The total quantifiable cost was approximately $2 million annually, or 4% of revenue. The unquantifiable costs included slower feature velocity (how many additional features could have been built with that engineering capacity?), higher employee frustration (how much does working with zombie systems affect retention?), and accumulated technical debt (how much does zombie infrastructure constrain future architectural options?).
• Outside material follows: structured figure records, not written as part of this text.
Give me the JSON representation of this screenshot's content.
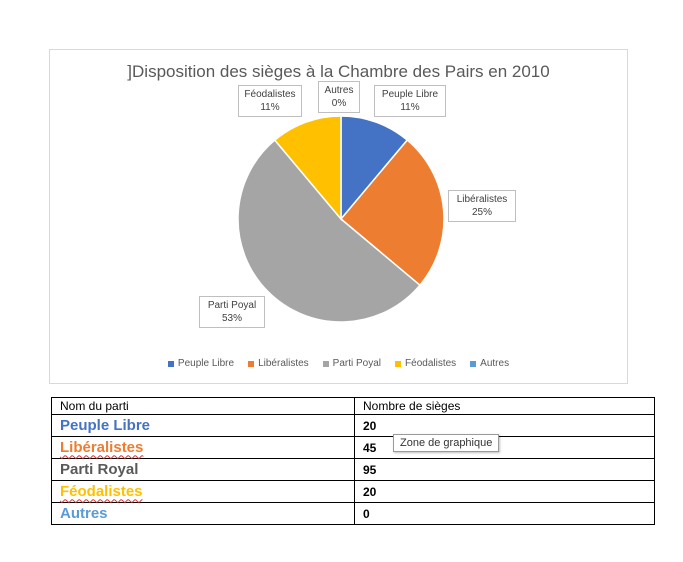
{
  "chart_data": {
    "type": "pie",
    "title": "]Disposition des sièges à la Chambre des Pairs en 2010",
    "categories": [
      "Peuple Libre",
      "Libéralistes",
      "Parti Poyal",
      "Féodalistes",
      "Autres"
    ],
    "values": [
      20,
      45,
      95,
      20,
      0
    ],
    "data_labels": [
      {
        "name": "Peuple Libre",
        "pct": "11%"
      },
      {
        "name": "Libéralistes",
        "pct": "25%"
      },
      {
        "name": "Parti Poyal",
        "pct": "53%"
      },
      {
        "name": "Féodalistes",
        "pct": "11%"
      },
      {
        "name": "Autres",
        "pct": "0%"
      }
    ],
    "colors": [
      "#4472c4",
      "#ed7d31",
      "#a5a5a5",
      "#ffc000",
      "#5b9bd5"
    ],
    "legend_position": "bottom"
  },
  "table": {
    "headers": [
      "Nom du parti",
      "Nombre de sièges"
    ],
    "rows": [
      {
        "name": "Peuple Libre",
        "seats": "20",
        "color": "#4472c4"
      },
      {
        "name": "Libéralistes",
        "seats": "45",
        "color": "#ed7d31"
      },
      {
        "name": "Parti Royal",
        "seats": "95",
        "color": "#595959"
      },
      {
        "name": "Féodalistes",
        "seats": "20",
        "color": "#ffc000"
      },
      {
        "name": "Autres",
        "seats": "0",
        "color": "#5b9bd5"
      }
    ]
  },
  "tooltip": {
    "text": "Zone de graphique"
  }
}
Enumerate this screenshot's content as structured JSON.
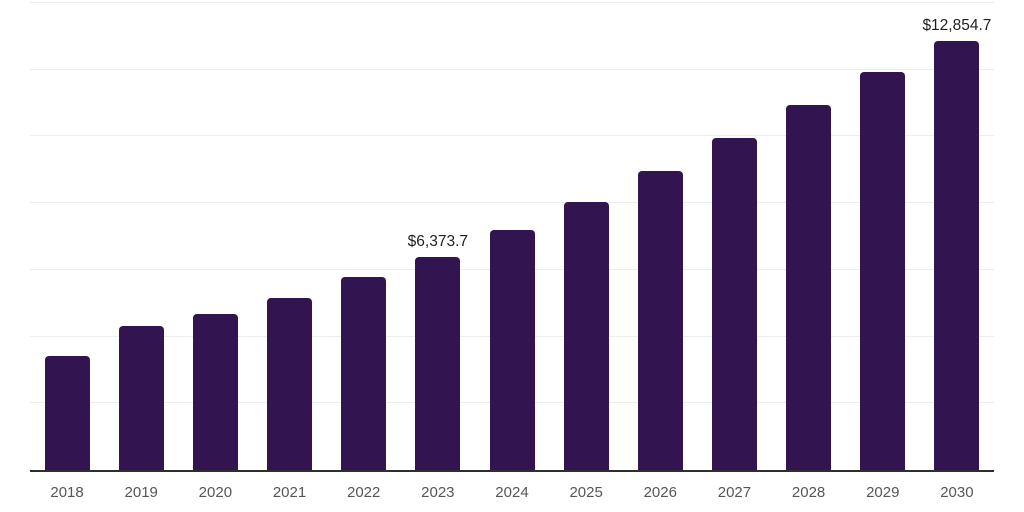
{
  "chart_data": {
    "type": "bar",
    "title": "",
    "xlabel": "",
    "ylabel": "",
    "categories": [
      "2018",
      "2019",
      "2020",
      "2021",
      "2022",
      "2023",
      "2024",
      "2025",
      "2026",
      "2027",
      "2028",
      "2029",
      "2030"
    ],
    "values": [
      3430,
      4330,
      4675,
      5145,
      5775,
      6373.7,
      7190,
      8045,
      8975,
      9965,
      10955,
      11945,
      12854.7
    ],
    "data_labels": [
      {
        "category": "2023",
        "text": "$6,373.7"
      },
      {
        "category": "2030",
        "text": "$12,854.7"
      }
    ],
    "ylim": [
      0,
      14000
    ],
    "gridline_step": 2000,
    "grid": "horizontal",
    "y_axis_tick_labels_visible": false,
    "legend": "none",
    "bar_color": "#321450"
  },
  "style": {
    "background_color": "#ffffff",
    "bar_color": "#321450",
    "gridline_color": "#ededee",
    "axis_line_color": "#2e2e2e",
    "tick_label_color": "#55565a",
    "data_label_color": "#1f1f1f"
  }
}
The company concluded that reducing zombie infrastructure by 50% would save approximately $1 million annually in direct and indirect costs. Achieving that reduction was estimated to require a dedicated team of three engineers working for twelve months, at a cost of approximately $450,000. The payback period was six months. The ROI was compelling. The project was approved. Eighteen months later, the project had reduced zombie infrastructure by 23% at a cost of $680,000. The remainder proved too difficult to remove safely.

Conclusion

The persistence of zombie infrastructure is not a failure of engineering but a rational response to incentives and constraints. When the cost of certainty exceeds the cost of waste, waste persists. When the risk of removal exceeds the benefit of savings, infrastructure remains. When discovering dependencies is harder than maintaining systems, systems continue running.

The fintech company's $180,000 API endpoint remains in production today. After multiple deprecation attempts, they concluded that the cost and risk of removal exceeded the cost of operation. They optimized the endpoint to reduce infrastructure costs to approximately $60,000 annually. They documented it carefully as a "known legacy system" with extensive notes about its history and the customer dependency. They accept that it will likely run indefinitely.

This outcome is not ideal but it is realistic. The perfect solution (remove all unused infrastructure) is often impossible because the information required to prove something is unused does not exist. The practical solution is to minimize the cost of zombie infrastructure while acknowledging that elimination is not always feasible. Organizations that accept this reality can focus their cleanup efforts on infrastructure where removal is clearly safe rather than spending energy on infrastructure where safety cannot be established.

The lesson is not that zombie infrastructure is acceptable but that perfect cleanup is impossible. The goal should not be zero zombie infrastructure but rather controlled accumulation. Infrastructure should be designed for deprecation from the beginning, with explicit dependency declarations, automated dependency tracking, and forcing functions that require regular justification for continued operation. These practices do not eliminate zombie infrastructure but they prevent unlimited accumulation.

The most important insight is that zombie infrastructure is an economic problem rather than a technical problem. The technical solution (delete unused infrastructure) is straightforward. The economic problem (prove that deletion is safe) is hard. Organizations that treat infrastructure cleanup as a technical problem will be frustrated by their inability to make progress. Organizations that treat it as an economic problem with probabilistic risk assessment can make rational decisions about which cleanup efforts are worthwhile and which are not.

The uncomfortable truth is that some infrastructure will run forever not because it is needed but because proving it is not needed is too expensive. The API that no one dared delete joins thousands of similar services across the industry, consuming resources and complicating architectures, preserved by the economic reality that certainty costs more than waste. The rational response is not to eliminate all zombie infrastructure but to prevent new accumulation while accepting that some proportion of existing infrastructure will remain undeletable. In a world of imperfect information, this is as close to optimal as organizations can achieve.